In the case of the double slit experiment, in the space between the slits and the detector, the free particle’s wave function $\psi$consists of two interfering radial waves. How is that wave function mathematically represented in that space, in a manner that satisfies the free particle Schrodinger’s equation? It must be something like $$\psi = f(r, \theta, r_a, \theta_a)e^{-i(k \lvert \vec(r)-\vec(r_a) \rvert -\omega t)} + g(r, \theta, r_b, \theta_b)e^{-i(k \lvert \vec(r)-\vec(r_b) \rvert -\omega t)} = (f(r, \theta, r_a, \theta_a)e^{-ik \lvert \vec(r)-\vec(r_a) \rvert} + g(r, \theta, r_b, \theta_b)e^{-ik \lvert \vec(r)-\vec(r_b) \rvert})e^{i \omega t}=\psi(r, \theta) e^{i \omega t} $$ where a and b are the two slits and $(r, \theta)$ are polar coordinates. Clearly, $\psi(r, \theta)$ must be an eigenfunction of the free particle Hamiltonian. But I wonder if this can be more fleshed out.

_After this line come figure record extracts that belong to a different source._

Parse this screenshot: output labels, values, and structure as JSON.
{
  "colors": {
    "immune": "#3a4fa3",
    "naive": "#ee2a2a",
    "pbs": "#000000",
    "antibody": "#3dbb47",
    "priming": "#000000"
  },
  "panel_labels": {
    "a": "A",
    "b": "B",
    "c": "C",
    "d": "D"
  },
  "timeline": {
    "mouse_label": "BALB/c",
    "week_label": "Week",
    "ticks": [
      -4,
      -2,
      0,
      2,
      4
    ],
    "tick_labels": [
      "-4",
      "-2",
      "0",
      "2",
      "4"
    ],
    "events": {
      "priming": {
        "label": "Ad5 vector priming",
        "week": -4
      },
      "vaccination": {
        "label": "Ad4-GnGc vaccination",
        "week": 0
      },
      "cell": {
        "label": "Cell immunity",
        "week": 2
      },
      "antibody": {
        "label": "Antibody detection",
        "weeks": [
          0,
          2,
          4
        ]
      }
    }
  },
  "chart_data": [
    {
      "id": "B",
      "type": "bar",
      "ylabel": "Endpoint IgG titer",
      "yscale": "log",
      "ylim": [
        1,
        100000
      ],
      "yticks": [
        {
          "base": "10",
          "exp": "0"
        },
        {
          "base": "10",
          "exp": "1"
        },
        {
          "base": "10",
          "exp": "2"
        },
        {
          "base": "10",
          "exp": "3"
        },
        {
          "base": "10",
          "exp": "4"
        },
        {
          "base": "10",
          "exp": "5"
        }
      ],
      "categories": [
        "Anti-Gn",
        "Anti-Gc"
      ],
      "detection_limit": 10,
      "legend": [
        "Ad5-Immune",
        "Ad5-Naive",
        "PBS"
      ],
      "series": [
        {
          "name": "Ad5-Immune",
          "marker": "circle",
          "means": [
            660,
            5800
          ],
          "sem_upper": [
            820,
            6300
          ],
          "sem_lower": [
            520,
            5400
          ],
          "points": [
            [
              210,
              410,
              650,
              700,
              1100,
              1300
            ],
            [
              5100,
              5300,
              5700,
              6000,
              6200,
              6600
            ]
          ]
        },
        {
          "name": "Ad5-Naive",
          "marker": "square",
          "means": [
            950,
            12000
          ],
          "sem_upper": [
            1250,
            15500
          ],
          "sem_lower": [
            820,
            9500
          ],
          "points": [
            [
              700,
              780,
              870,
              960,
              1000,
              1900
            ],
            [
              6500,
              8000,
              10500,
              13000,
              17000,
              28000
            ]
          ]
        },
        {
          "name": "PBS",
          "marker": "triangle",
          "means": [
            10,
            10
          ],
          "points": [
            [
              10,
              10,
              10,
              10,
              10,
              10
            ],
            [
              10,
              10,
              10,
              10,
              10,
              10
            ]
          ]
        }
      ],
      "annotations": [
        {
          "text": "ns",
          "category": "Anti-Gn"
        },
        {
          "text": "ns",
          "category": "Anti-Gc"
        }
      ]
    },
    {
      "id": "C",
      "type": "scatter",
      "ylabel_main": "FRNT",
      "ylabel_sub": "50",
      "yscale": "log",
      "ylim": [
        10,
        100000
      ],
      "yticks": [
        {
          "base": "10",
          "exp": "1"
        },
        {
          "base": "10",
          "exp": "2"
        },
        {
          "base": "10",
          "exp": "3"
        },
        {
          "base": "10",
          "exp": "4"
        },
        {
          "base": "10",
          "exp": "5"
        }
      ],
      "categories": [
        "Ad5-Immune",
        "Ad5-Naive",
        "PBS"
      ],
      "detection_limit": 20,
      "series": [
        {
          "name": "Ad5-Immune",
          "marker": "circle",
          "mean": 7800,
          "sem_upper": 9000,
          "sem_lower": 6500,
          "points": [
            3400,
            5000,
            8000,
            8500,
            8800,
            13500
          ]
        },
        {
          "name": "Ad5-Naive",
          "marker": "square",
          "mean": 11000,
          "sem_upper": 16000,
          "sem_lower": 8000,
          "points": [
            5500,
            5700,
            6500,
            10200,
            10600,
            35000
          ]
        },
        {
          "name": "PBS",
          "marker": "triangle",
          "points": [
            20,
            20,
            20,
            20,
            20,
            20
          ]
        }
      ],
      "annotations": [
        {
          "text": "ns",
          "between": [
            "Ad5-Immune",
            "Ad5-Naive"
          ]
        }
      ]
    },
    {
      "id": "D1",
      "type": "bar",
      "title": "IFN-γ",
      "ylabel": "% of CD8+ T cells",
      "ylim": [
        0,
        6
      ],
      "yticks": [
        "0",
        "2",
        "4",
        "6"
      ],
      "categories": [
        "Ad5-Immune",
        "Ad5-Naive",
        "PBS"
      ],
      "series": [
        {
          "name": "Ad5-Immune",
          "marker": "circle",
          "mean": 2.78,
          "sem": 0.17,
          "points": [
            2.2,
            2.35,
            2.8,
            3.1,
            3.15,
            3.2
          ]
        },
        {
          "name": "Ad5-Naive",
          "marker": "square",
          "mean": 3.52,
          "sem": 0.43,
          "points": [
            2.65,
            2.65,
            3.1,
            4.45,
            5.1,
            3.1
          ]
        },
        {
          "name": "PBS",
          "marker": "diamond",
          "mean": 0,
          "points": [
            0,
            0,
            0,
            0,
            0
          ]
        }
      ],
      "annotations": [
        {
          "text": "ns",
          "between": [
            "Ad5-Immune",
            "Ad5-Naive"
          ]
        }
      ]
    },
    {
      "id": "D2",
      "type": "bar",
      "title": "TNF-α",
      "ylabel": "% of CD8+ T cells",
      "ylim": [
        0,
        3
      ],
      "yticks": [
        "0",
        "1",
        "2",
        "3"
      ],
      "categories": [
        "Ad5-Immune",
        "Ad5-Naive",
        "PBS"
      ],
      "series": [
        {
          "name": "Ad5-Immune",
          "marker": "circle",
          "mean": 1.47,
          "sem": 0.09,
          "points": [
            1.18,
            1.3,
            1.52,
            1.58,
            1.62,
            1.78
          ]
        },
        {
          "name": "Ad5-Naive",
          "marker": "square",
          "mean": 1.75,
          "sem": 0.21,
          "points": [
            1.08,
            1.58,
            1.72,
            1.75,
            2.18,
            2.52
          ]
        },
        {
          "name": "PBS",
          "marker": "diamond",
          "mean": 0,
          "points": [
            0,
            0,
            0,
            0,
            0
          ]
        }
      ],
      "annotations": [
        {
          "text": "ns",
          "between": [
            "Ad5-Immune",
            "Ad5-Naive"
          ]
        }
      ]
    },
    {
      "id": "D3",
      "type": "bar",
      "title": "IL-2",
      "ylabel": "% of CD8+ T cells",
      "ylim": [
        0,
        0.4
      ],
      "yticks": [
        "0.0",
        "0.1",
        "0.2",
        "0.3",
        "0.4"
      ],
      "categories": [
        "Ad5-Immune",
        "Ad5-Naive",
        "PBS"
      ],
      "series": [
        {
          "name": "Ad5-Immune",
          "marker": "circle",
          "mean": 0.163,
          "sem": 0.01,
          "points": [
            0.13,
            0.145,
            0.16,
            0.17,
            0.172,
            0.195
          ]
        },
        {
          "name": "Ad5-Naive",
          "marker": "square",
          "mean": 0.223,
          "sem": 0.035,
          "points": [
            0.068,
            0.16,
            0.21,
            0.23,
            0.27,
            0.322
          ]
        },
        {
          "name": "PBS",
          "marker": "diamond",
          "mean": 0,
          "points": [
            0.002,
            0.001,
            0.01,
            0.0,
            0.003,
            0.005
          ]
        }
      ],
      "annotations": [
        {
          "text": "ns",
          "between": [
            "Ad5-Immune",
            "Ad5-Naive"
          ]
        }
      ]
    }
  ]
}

I think the key to the above is: What is the general solution to Schrodinger’s equation, for a free particle, in $(r,\theta)$ polar coordinates? I know a particular solution is the polar free-particle-Hamiltonian eigenfunction $r^{-1}e^{-i(kr-\omega t)}$, which is a radial wave centered at the origin of coordinates. That certainly is not sufficient for the double slit experiment, where the two radial waves have different centers. But we do know that when $r_a$ and $g$, above, equal $0$, then $f$, above, equals $r^{-1}$, as a clue to determining $f$. The analogous clue applies for $g$.
Best Answer
The solutions to the free Schrodinger's equation in polar coordinates are the same as the solutions in Cartesian coordinates -- arbitrary superpositions of plane waves. The radial wave centered at zero is one such superposition, which just happens have a nice (i.e. separable) formula in polar coordinates. So is a radial wave centered anywhere else -- just with a much nastier formula that I'm going to guess isn't separable.